Effect of gap widths s₁ and s₂ on the maximum pressure delivered by the flagellum–vane–collar system (figure 1) under the ’shut-off’ condition of closed inlet and outlet. Equation (2.8) (dashed curves) fits well the CFD results (symbols). The pressure rise highly depends on the gap sizes and thus on the flagellum–collar interaction.

Figure 4.

Modelled pump characteristic (P_pump, obtained from equation (2.13) with C₁ = 0, dashed) minus estimated system characteristic (P_s, equation (3.1), dashed-dot) gives resulting back-pressure characteristic (P_b, solid) in good agreement with experimental data (symbols). *[7, fig. 1c].

Figure 5.

Velocity fields in the choanocyte model (figure 2c) with (a) and without (b) the presence of the glycocalyx mesh on the distal two-thirds length of the collar, for the case of an imposed canal system pressure loss of P_ch = 1 mmH₂O. With the mesh, the flow enters the collar at its base, and, after its pressure increases inside the sealed part of the collar, it leaves the collar toward the apopyle. Without the mesh, some flow leaks out through the distal part of the collar, reducing the net pumping rate as seen from the reduced inflow through the prosopyle at the lower right (see also figure 6).

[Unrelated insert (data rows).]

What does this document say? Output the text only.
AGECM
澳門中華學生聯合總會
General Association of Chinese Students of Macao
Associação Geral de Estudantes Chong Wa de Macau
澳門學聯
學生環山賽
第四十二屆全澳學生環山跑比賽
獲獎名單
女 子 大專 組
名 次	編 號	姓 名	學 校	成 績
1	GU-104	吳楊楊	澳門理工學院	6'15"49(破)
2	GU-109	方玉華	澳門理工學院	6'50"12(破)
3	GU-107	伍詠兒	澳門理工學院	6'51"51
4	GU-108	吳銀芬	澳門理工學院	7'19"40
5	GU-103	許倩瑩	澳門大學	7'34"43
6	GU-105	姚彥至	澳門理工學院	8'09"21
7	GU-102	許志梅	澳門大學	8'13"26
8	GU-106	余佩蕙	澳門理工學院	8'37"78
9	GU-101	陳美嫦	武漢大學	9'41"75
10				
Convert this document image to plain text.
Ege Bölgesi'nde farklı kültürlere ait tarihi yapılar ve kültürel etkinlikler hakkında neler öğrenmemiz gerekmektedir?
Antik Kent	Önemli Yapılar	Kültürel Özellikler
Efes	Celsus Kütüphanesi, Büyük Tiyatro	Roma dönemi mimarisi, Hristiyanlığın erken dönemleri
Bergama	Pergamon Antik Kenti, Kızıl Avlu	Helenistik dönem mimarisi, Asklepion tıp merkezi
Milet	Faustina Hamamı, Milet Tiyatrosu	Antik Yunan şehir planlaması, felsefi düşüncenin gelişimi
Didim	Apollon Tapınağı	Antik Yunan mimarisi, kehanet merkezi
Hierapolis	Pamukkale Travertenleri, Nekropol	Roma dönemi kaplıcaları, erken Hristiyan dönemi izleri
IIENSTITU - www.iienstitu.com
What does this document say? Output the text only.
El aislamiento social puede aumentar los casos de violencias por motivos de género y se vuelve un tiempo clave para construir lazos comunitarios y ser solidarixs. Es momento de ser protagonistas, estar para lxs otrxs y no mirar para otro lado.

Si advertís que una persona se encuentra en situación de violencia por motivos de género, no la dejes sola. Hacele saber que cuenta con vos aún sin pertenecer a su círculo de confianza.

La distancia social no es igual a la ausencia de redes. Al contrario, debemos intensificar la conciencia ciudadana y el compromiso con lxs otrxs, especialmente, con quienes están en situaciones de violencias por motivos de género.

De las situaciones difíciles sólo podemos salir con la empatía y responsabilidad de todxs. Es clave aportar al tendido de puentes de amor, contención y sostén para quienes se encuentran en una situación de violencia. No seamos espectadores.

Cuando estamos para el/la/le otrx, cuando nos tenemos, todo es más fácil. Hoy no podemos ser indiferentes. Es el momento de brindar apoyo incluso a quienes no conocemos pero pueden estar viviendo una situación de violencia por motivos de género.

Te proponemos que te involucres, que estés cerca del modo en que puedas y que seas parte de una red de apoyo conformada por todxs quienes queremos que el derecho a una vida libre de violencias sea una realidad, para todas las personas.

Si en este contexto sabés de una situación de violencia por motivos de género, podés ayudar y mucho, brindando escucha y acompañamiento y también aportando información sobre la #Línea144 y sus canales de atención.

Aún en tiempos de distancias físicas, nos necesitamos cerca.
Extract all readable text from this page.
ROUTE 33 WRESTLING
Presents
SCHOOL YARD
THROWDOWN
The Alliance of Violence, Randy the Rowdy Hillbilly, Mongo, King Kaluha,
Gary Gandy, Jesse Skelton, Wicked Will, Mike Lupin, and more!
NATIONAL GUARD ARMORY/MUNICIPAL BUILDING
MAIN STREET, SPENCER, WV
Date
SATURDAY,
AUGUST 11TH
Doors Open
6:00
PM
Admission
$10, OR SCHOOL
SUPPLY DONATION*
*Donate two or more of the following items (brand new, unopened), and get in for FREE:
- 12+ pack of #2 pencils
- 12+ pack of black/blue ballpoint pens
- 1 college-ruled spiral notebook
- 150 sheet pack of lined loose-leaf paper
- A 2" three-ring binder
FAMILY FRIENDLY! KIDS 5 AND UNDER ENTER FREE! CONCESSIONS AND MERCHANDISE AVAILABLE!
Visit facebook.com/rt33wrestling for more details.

The colour bar and arrows (constant length) show the magnitude and direction of the velocity field, respectively. (Online version in colour.)

Figure 6.

Volume flow rate (Q) versus permeability of the collar for different values of imposed canal system pressure loss P_ch (mmH₂O). For P_ch = 0, the volume flow rate is constant. For increasing values of imposed system pressure loss, the fine glycocalyx mesh is essential for the pump to deliver the required flow rate.

Figure 7.

Velocity field in the choanocyte model of Spongilla lacustris without the secondary reticulum (R2 of figure 2c) for no imposed system pressure loss (P_ch = 0). While the flow through the collar exit is nearly the same as with the reticulum (Q ∼ 453 µm³ s⁻¹) the net flow rate leaving the choanocyte model is very low (Q = 60 µm³ s⁻¹) because the pressure provided by the flagellum drives a strong backflow from the exit of the collar to its base as there is no reticulum to stop this. The colour bar and arrows (constant length) show the magnitude and direction of the velocity field, respectively. (Online version in colour.)